Friday, May 28, 2010

The Art of Prioritizing the Court

It's crazy interesting how you can so easily forget the names of people that you've spent everyday of your life with for scores upon scores. Be it coworkers on a job, classmates in a classroom or a neighbor who lives just a plaster of wall away from you; but then there are the people who you haven't spent a day with, not a second, minute or even half of a millisecond, but yet you feel as though you've spent your entire life with them. Their faces are permanent murals forever painted on the temple of your brain, never needing any sort of restoration. 
You know their strengths, their fears, their truths, their lies and even the lies they tell themselves, which gives you a special kind of insight when it comes to the sight they have trouble seeing, making you the only optometrist who sees their vision. You know all their life's favorites and their life's dislikes. 
You know where to scratch when they don't have an itch. 

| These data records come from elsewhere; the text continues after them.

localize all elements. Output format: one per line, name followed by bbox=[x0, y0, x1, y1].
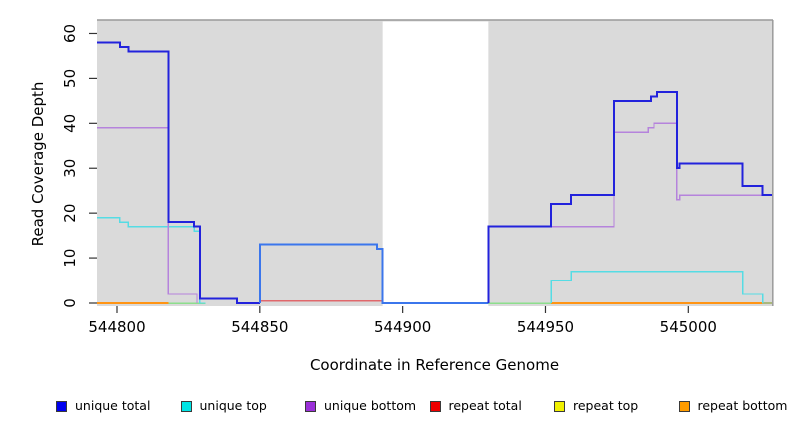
legend-label: unique bottom bbox=[324, 398, 417, 413]
y-tick-label: 10 bbox=[61, 249, 79, 268]
legend-swatch-icon bbox=[180, 400, 192, 412]
legend-swatch-icon bbox=[56, 400, 67, 412]
legend-swatch-icon bbox=[678, 400, 690, 412]
x-tick-label: 544850 bbox=[231, 318, 288, 336]
x-tick-label: 544900 bbox=[374, 318, 431, 336]
x-tick-label: 544800 bbox=[88, 318, 145, 336]
y-tick-label: 40 bbox=[61, 114, 79, 133]
legend-item-repeat-bottom: repeat bottom bbox=[678, 398, 788, 414]
x-tick-label: 545000 bbox=[660, 318, 717, 336]
y-axis-title: Read Coverage Depth bbox=[29, 81, 47, 247]
legend-label: repeat top bbox=[573, 398, 639, 413]
x-axis-title: Coordinate in Reference Genome bbox=[309, 356, 560, 374]
legend: unique total unique top unique bottom repea… bbox=[0, 398, 792, 420]
legend-label: unique top bbox=[199, 398, 267, 413]
y-tick-label: 60 bbox=[61, 24, 79, 43]
legend-item-unique-top: unique top bbox=[180, 398, 267, 414]
series-unique-total-mid- bbox=[258, 243, 489, 304]
legend-item-repeat-total: repeat total bbox=[429, 398, 522, 414]
y-tick-label: 30 bbox=[61, 159, 79, 178]
legend-item-unique-bottom: unique bottom bbox=[305, 398, 416, 414]
legend-label: repeat bottom bbox=[697, 398, 788, 413]
legend-swatch-icon bbox=[429, 400, 441, 412]
series-unique-bottom bbox=[97, 127, 198, 303]
legend-label: repeat total bbox=[448, 398, 522, 413]
y-tick-label: 0 bbox=[61, 298, 79, 308]
legend-item-repeat-top: repeat top bbox=[554, 398, 638, 414]
series-unique-total-right- bbox=[487, 90, 772, 303]
x-tick-label: 544950 bbox=[517, 318, 574, 336]
series-unique-total-left- bbox=[97, 41, 260, 304]
y-tick-label: 20 bbox=[61, 204, 79, 223]
legend-swatch-icon bbox=[305, 400, 316, 412]
y-tick-label: 50 bbox=[61, 69, 79, 88]
no-data-band bbox=[382, 21, 489, 306]
legend-swatch-icon bbox=[554, 400, 565, 412]
series-unique-top bbox=[550, 270, 772, 304]
legend-label: unique total bbox=[75, 398, 151, 413]
legend-item-unique-total: unique total bbox=[56, 398, 150, 414]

You make things matter that in any other situation wouldn't matter, like their dog's birthday, don't put lettuce in their burrito because they hate it soggy, how they like their towels folded, what side of the bed they prefer to sleep on or what streets they like to take even though you might know a better way. 
You keep a calendar of all dates and events even the ones that haven't been marked with an X yet. 
You remember their scent when your nose no longer remembers what it is to smell or their taste when you forget what flavor is. If they were the measurement for IQ then you'd legally be diagnosed genius. But the question is, how do you live in their memory and get them to not forget about you?